After losing the the Mavericks on Monday, the Portland Trail Blazers will play their second game with replacement players when they host the Utah Jazz Wednesday night (tipoff scheduled for 7 p.m. on ROOT SPORTS Plus and 620 AM) in their last home game of 2021. But the reality of the situation is that despite the importance these games have on Portland’s chances of making the postseason -- they’re currently tied for 11th in the West -- they are not able to put in anywhere close to the preparation they’d like as they struggle to limit future outbreaks.
For example, on Sunday night the team announced that Jusuf Nurkic, Robert Covington, Ben McLemore, Dennis Smith, Keljin Blevins, Trendon Watford and Cody Zeller (who was already out with a knee injury) were out for Monday’s game versus Dallas due to health and safety protocols. So with CJ McCollum still recovering from a collapsed lung, Portland would be down to eight players for Monday’s contest. To make matters worse, both head coach Chauncey Billups and assistant coach Roy Rogers tested positive as well, leaving Scott Brooks as acting head coach and the rest of the staff scrambling to take on new responsibilities.
To make up for over half the roster being unavailable, the Blazers signed three players from the G-League -- guard Jarron Cumberland, forward Cameron McGriff and guard Brandon Williams -- to 10-day Hardship Exemption contracts on Sunday, December 26. Those players were able to enter the team’s practice facility in Tualatin after returning negative COVID-19 tests, but due to enhanced protocols to limit the outbreak, the team wasn’t able to do much more than meet their new teammates.
“We had a short little get together (Sunday) night and 15 minutes (on Monday), that was about it,” said Scott Brooks. “Don’t know much about them, just know two or all three did not play in an exhibition game -- maybe one played with Charlotte exhibition -- so this is their first time putting on an NBA jersey.”
Only McGriff ended up playing rotation minutes, though with the game all but decided, both Cumberland and Williams played the last six minutes of what ended up being a 15-point loss.
“I like their competitive spirit,” said Brooks. “They’ve never even been to a training camp and now they get to play in the NBA and they scored. We don’t know how long anybody’s career is going to be but they can say they played in the NBA. There’s less than 5,000 players in NBA history, that’s a pretty cool stat, I’m proud to share it with them. I like how they came in. It’s a cool moment for them, unfortunately we didn’t win, but I thought they played hard, they played with some fight.”
While players parachuting in and playing without little preparation isn’t exactly uncommon -- for example, Carmelo Anthony joined the Trail Blazers in New Orleans day of game and started that same night -- typically the staff would spend considerable time with those new players as soon as they arrived and even more time after they got settled.
But with enhanced protocols, players and coaches have to return negative test results before they can hold practices, which means players can’t get in extra work and pushes out when practices can happen (the team usually practices between 11 a.m. and 1 p.m., though players always come in earlier and stay later to get in extra work). Those protocols also make morning shootarounds impossible, meaning the team has to rely on walkthroughs at the arena a few hours before the game.
“We can make some adjustments here and there just from the rotation, see who plays better with some of our new guys or some of the guys playing extended minutes,” said Brooks. “We’re going to figure this out on the fly, we’re not going to have a lot of practice time.

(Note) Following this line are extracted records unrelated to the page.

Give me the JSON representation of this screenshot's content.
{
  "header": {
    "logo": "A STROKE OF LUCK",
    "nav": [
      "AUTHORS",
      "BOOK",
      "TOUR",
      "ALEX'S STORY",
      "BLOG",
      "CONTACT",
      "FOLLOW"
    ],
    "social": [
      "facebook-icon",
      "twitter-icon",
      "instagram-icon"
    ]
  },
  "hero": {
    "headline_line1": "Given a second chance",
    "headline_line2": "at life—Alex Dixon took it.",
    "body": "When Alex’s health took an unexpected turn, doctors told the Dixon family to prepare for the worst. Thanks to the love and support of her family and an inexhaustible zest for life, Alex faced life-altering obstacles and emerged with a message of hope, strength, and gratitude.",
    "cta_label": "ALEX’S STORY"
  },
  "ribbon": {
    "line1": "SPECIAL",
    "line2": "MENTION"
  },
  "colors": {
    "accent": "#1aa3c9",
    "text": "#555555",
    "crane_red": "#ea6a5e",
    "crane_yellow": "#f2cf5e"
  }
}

We can’t practice until late (Tuesday) night and then we have a game, so you don’t want to do too much but we have to do enough to get a little bit better.”
Portland’s coaching staff will have to get another new player up to speed before Wednesday’s contest after the team signed forward/center Reggie Perry, who played 26 games last season with the Nets, though he’s played for Toronto’s G-League team, Raptors 905, most recently, to push their number of available players up to 12. He was presumably available to take part in Tuesday night’s practice and will have a chance to go through the gameplan versus Utah during a pre-game walkthrough at Moda Center before playing Wednesday night.

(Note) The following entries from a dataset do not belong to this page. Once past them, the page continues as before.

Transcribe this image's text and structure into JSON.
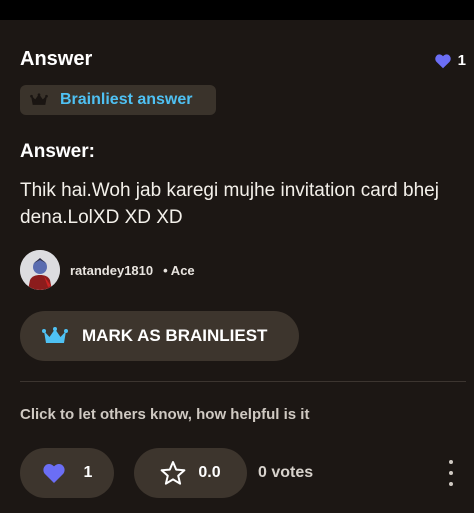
{
  "answer_header": {
    "title": "Answer",
    "likes_count": "1"
  },
  "badge": {
    "label": "Brainliest answer"
  },
  "content": {
    "subtitle": "Answer:",
    "body": "Thik hai.Woh jab karegi mujhe invitation card bhej dena.LolXD XD XD"
  },
  "author": {
    "username": "ratandey1810",
    "rank": "• Ace"
  },
  "actions": {
    "mark_brainliest_label": "MARK AS BRAINLIEST",
    "helpful_prompt": "Click to let others know, how helpful is it",
    "thanks_count": "1",
    "rating_value": "0.0",
    "votes_label": "0 votes"
  },
  "colors": {
    "background": "#1c1714",
    "button_bg": "#3d352d",
    "accent_blue": "#4fc1f3",
    "heart_purple": "#6b6ef5"
  },
  "icons": [
    "heart-icon",
    "crown-icon",
    "star-icon",
    "more-options-icon"
  ]
}
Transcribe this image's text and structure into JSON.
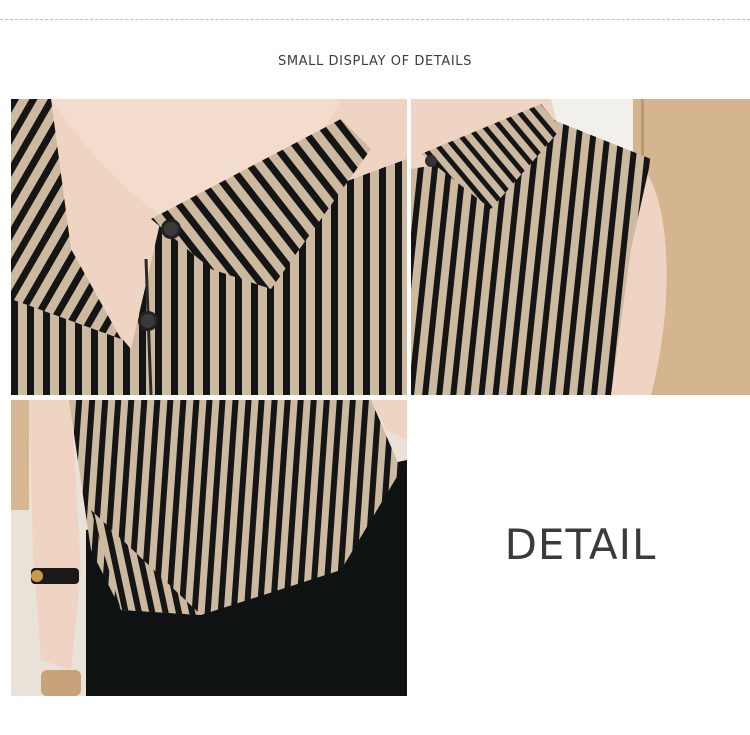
{
  "header": {
    "title": "SMALL DISPLAY OF DETAILS"
  },
  "detail_panel": {
    "label": "DETAIL"
  },
  "photos": [
    {
      "subject": "collar-closeup"
    },
    {
      "subject": "sleeveless-side"
    },
    {
      "subject": "hem-and-skirt"
    }
  ],
  "colors": {
    "stripe_dark": "#151515",
    "stripe_light": "#cdb9a0",
    "skin": "#efd3c3",
    "skirt": "#0f1212"
  }
}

It’s very possible that multiple players will be able to return to the court sooner rather than later with the NBA dropping the amount of time players must quarantine after positive tests from 10 days to five. But until then, they’ll continue to make the most of a bad situation.
“We know what we’re going through and we know it’s not going to be easy,” said Brooks. “We’ve just got to keep fighting. Chauncey has done a great job of instilling there’s no excuses around here. That’s part of developing, that’s part of growing up in this league.”